Friday, July 31, 2009

Maid and the ‘monsters’


Tale of a 10-year-old girl, how she fled from the house ofher tormentors



BY A GT REPORTER

PANJIM: How did the 10-year-old girl ill-treated and physically tortured for six months by her employers, the Porvorim-based Pednekars, escape from her masters’ clutches?
Sheer luck!
She slipped out of the house on Saturday when her employer, Audhumber Pednekar, a civil engineer by profession was at work and his wife Meenaxi and sister-in-law Rekha alias Tina Waghela were too busy to notice her.
Meenaxi was feeding her twins in the bedroom and Tina was in the bathroom, when the girl managed to escape and run towards the main road. There, she got on to a bus headed for Mapusa.
She wasn’t carrying even a single penny and fortunately encountered a humane bus conductor who let her go, perhaps pitying her for her physical condition.
It was then that Mapusa police located her in their jurisdiction and on inquiry the whole episode got exposed.

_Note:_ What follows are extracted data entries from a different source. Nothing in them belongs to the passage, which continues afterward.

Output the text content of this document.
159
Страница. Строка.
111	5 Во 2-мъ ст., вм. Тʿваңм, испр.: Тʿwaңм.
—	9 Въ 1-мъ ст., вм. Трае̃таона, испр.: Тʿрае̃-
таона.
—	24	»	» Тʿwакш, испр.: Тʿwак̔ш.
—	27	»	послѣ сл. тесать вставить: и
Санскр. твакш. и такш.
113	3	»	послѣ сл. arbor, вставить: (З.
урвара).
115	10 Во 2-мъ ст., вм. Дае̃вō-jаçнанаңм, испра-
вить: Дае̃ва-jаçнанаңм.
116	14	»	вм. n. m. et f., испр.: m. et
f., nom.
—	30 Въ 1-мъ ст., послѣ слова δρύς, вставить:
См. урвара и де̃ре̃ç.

Porvorim police were then immediately informed and Save Child Abuse Now (SCAN) - India was roped in after which an FIR was registered and action initiated.
Meanwhile, co-accused in the case, Tina Waghela is absconding from the day the offence was booked against her and the Pednekar couple on Saturday night.
Audhumber has already got bail from the Children’s Court in the case in which he along with his wife Meenaxi and sister-in-law Tina, are booked under sections 324 (injuring flesh) read with section 34 (common intention) of Indian Penal Code, section 7 C, 8 (2) 9 of Goa Children’s Act, 2003 (employing a minor child for domestic help, etc) and section 3 of Prevention of Atrocities (Schedule Caste/Schedule Tribes) Act.
The police, meanwhile, are on the job to trace Tina, whose anticipatory bail plea will be heard in the Children’s Court tomorrow along with Meenaxi’s, Deputy Superintendent of Police, Gundu Naik, told GT.
Gundu Naik is handling the case since Tuesday when police invoked section 3 of the Prevention of Atrocities (SC/ST) Act, making it mandatory for an officer of DySP’s rank to investigate. Statements of some seven witnesses have been recorded, although most of them have not come out publicly, fearing retaliation by the Pednekars.
A top police official said, Audumber, who is since released on bail, has “to a certain extent” admitted beating the girl. He said they did not pick up Meenaxi on Saturday night itself because she was nursing their six-month-old twins.
“We had to take swift action on Saturday night soon after registering the FIR. We rushed to the house and arrested Audumber. Meenaxi was with her six-month-old twins and arresting her at that late hour would have separated her from her breast-feeding kids,” the police official said.
Meanwhile, a medical board comprising three senior GMC doctors re-examined the 10-year-old girl for about three-and-half-hours. The report will be released tomorrow and is expected to be very volumnous as against the first one, which was just quarter page.
The first report was produced before the Children’s Court to buttress the police’s plea to reject Audumber’s bail application on Monday. It was only a ‘provisional certificate’.
DySP Naik however declined to comment by only stating that the first medical report mentioned ‘thick burn injuries’ some five-to-seven days old.